Boël, VW, La Poste,...

Le capitalisme détruit l'emploi

Par Francine Dekoninck

 

A La Louvière, plusieurs milliers de familles sont plongées dans l'angoisse. Le groupe Hoogovens, qui a repris l'usine sidérurgique Boël il y a peu de temps, vient d'annoncer la fermeture du four électrique, de la coulée continue et du laminoir à chaud. 800 emplois vont disparaître sur 1.500, mais il est probable que les 700 emplois restants seront liquidés sous peu. Si on tient compte des sous-traitants et du commerce local, ce sont des milliers de familles qui vont se retrouver dans la précarité. Car Boël était la dernière grande entreprise de la région du Centre. Pendant des décennies, cette région a été un foyer industriel important qui a drainé de nombreux travailleurs venus de Flandre, puis d'Italie. Pendant un siècle, les capitalistes, rois du charbon et de l'acier, ont bâti leur fortunes colossale grâce à la sueur de centaines de milliers de travailleurs. Puis ils sont partis les poches pleines, comme le dernier héritier de la famille Boël qui vient de déclarer qu'il abandonnait toute activité sidérurgique. Certains diront peut-être qu'il s'agit d' une « vieille » industrie condamnée à disparaître ?

Mais chez Volkswagen à Forest, plus d'un millier d'emplois sont menacés : plus de 1.000 sur la chaîne, 20% des employés. Il s'agit pourtant là d'une usine ultra moderne faisant partie d'un groupe multinational puissant . Dans l'espoir de ravir à leur concurrents des parts de marché, toutes les multinationales de l'automobile ont largement investi pour accroître leur capacité de production. Rien que pour l'année 1999, il y a dans le monde une surcapacité de production 26 millions de voitures soit l'équivalent d'une centaine d'usines comme celle de VW/Forest ! De plus, pour les travailleurs qui garderont (provisoirement ?) leur emploi, VW propose defaire tourner ses installations 24 heures sur 24, six jours par semaine. Le capitalisme détruit non seulement l'emploi, mais détruit aussi la vie de famille en subordonnant tout à la production. Au lieu de mettre la machine au service de l'homme, c'est l'inverse.

Dans les services publics, ce n'est guère mieux. Le sdirectives européennes relatives à l'ouverture des marchés soumettent les ervices publics à la compétitivité.
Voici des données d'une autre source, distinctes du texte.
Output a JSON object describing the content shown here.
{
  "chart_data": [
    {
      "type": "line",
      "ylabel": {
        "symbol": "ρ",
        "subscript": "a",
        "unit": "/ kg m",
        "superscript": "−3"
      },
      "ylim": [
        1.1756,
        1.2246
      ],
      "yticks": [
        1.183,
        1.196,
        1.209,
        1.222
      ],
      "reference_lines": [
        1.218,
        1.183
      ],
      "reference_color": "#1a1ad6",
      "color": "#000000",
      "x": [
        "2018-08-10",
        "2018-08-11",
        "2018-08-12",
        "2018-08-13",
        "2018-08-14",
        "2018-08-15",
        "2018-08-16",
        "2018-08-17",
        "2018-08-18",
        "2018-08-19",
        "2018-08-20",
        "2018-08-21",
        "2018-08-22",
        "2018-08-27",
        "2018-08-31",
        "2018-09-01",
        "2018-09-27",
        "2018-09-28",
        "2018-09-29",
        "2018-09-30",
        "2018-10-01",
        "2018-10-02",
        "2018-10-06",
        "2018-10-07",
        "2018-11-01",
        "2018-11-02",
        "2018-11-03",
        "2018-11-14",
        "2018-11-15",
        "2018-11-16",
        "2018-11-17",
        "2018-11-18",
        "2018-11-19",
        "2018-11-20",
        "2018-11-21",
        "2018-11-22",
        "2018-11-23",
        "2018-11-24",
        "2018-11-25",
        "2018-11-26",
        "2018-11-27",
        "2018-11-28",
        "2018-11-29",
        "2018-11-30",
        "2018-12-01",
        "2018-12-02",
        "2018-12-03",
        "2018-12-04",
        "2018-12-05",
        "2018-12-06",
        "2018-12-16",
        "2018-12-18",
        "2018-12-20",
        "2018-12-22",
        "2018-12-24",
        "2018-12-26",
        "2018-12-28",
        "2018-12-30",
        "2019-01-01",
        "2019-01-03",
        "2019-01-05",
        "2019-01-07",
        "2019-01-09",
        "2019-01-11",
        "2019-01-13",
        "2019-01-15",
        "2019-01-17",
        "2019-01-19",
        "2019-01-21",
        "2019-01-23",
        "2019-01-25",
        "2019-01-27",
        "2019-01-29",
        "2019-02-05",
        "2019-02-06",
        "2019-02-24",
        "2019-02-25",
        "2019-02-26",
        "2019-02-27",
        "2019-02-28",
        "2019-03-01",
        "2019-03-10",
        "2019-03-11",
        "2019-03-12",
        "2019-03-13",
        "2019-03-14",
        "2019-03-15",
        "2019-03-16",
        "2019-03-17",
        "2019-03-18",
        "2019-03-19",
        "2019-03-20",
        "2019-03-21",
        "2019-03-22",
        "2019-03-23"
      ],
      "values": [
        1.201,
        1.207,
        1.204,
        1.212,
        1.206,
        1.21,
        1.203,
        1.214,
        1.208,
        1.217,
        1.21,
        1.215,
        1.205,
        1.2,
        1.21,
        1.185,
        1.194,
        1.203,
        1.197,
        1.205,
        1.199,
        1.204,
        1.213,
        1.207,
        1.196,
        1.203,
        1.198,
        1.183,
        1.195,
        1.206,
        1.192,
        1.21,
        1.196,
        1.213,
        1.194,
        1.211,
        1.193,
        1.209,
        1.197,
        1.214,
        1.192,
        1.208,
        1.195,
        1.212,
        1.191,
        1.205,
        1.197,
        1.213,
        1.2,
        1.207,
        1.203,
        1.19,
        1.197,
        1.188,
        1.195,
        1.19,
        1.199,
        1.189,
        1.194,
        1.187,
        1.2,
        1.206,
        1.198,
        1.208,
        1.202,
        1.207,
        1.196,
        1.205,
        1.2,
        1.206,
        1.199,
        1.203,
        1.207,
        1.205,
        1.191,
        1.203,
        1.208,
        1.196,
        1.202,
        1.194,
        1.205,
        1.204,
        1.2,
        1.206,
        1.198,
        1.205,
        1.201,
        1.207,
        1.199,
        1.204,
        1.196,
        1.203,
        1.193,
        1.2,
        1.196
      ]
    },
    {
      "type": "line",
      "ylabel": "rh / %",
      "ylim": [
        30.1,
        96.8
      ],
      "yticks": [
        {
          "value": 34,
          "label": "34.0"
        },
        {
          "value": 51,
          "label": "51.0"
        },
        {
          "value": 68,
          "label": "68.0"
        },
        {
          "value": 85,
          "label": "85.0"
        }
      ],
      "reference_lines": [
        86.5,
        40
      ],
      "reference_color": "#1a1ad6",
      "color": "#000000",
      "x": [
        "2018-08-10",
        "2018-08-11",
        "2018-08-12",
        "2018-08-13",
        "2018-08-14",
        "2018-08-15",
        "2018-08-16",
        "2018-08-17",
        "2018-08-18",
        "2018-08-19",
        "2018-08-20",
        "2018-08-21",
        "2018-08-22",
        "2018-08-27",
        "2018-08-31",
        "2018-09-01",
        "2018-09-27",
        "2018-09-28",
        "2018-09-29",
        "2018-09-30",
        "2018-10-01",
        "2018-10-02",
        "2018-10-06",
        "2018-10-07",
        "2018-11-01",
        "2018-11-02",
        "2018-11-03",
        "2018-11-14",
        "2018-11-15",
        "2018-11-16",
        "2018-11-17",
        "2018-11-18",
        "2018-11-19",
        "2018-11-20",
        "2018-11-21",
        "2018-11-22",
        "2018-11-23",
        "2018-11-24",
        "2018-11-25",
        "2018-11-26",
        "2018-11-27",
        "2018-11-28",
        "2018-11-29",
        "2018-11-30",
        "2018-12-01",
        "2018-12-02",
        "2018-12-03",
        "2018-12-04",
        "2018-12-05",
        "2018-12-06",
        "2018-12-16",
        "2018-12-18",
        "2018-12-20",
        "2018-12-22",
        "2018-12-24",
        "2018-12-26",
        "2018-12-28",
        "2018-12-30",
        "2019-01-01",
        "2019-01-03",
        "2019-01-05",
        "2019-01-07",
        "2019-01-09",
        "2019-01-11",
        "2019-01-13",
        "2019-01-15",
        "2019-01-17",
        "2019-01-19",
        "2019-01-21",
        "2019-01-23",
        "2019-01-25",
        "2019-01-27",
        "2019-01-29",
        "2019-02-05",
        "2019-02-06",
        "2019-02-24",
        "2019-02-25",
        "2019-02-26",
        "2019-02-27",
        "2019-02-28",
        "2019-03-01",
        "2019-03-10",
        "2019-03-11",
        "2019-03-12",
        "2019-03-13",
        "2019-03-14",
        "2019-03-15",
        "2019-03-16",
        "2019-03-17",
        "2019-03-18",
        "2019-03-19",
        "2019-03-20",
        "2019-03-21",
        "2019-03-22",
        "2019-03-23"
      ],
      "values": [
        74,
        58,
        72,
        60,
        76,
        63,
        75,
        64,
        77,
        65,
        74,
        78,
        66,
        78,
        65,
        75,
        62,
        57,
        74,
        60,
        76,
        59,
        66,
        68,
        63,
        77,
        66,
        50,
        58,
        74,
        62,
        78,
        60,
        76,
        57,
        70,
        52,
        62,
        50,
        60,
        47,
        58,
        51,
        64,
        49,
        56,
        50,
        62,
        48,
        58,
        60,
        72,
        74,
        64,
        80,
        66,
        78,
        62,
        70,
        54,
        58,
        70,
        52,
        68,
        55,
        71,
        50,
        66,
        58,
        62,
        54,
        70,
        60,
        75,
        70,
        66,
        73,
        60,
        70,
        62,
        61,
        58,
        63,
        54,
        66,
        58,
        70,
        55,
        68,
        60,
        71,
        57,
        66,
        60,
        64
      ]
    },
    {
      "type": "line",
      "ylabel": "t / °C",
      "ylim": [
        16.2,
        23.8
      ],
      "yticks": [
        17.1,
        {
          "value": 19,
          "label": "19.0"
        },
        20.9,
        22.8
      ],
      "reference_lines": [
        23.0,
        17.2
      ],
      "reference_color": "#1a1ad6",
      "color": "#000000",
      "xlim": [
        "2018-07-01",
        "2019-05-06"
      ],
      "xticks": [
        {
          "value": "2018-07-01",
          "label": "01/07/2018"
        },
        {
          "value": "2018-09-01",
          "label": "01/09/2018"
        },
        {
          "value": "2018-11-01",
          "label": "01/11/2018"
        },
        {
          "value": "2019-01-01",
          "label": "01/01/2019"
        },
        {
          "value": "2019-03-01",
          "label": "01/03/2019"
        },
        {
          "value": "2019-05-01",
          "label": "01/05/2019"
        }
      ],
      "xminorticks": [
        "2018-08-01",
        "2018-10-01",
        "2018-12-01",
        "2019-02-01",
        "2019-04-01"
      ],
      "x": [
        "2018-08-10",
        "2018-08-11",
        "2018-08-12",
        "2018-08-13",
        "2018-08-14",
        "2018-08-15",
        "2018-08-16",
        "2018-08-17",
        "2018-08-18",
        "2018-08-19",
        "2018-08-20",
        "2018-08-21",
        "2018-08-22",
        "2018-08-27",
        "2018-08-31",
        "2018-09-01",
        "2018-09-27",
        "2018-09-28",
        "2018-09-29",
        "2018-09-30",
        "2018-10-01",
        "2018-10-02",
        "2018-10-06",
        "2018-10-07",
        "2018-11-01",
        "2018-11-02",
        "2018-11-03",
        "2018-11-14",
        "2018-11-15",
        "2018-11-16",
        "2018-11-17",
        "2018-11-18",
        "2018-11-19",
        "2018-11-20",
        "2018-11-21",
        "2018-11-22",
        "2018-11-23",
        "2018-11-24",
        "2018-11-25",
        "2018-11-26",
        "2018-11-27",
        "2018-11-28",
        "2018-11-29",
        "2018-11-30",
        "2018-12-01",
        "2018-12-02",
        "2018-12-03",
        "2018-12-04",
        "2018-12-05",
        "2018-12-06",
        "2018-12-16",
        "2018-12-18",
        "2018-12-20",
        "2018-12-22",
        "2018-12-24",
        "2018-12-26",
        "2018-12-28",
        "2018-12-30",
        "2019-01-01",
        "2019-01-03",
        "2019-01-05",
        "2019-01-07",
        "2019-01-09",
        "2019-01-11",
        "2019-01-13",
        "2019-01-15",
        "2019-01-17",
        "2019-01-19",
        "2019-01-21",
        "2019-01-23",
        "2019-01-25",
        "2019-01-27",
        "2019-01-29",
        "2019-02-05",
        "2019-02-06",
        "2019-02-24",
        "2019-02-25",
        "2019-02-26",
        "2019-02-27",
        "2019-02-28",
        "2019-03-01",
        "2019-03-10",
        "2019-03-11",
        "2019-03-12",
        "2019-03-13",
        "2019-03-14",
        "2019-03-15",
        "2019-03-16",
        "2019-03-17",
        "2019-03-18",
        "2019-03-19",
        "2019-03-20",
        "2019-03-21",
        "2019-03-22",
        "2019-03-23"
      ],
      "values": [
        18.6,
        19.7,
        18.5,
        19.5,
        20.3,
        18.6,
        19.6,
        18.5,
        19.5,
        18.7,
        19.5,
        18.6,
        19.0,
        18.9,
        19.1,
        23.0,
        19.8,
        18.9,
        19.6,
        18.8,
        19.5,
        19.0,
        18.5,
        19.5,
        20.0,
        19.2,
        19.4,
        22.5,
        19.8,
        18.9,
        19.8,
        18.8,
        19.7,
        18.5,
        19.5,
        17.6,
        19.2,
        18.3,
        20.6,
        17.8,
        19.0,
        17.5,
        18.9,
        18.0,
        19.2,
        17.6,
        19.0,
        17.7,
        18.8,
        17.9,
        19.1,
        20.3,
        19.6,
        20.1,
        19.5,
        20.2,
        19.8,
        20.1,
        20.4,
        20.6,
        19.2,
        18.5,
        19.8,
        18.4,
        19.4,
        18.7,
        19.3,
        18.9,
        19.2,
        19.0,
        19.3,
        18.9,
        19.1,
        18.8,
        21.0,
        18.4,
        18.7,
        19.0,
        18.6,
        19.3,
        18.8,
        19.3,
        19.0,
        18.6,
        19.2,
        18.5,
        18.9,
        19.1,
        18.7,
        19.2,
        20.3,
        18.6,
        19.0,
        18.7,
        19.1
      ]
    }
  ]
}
Cette soumission aux lois du marché se fait prétendument à l'avantage du consommateur qui pourrait ainsi faire un choix entre différentes sociétés offrant un meilleur service à un prix plus avantageux. Mais une récente enquête sur la privatisation de Belgacom montre que le consommateur moyen a vu sa facture de téléphone augmenter depuis la privatisation. Il n'y a que les gros consommateurs, c'est-à-dire les entreprises, qui peuvent réellement choisir leurs fournisseurs. De plus, le nombre de plaintes concernant la qualité du service n'a jamais été aussi élevé. De surcroît, Belgacom a supprimé 6.500 postes de travail.

A La Poste, les réductions massives d'emploi sont en préparation. Rien qu'à Bruxelles, on prévoit la perte de 500 postes. Dans quelles conditions devront travailler les facteurs qui conserveront leur emploi ? Dans le secteur public, comme dans le privé, la concurrence capitaliste tue l'emploi, jette à la rue des milliers de travailleurs, rend les conditions de travail intenables pour ceux qui conservent leur emploi, et détruit le service au public. Car le capitalisme n'a pas pour objectif ni de fournir à chacun un emploi convenable avec un salaire décent, ni de développer des ervices au public. Seul le profit des actionnaires compte, et le reste peut crever.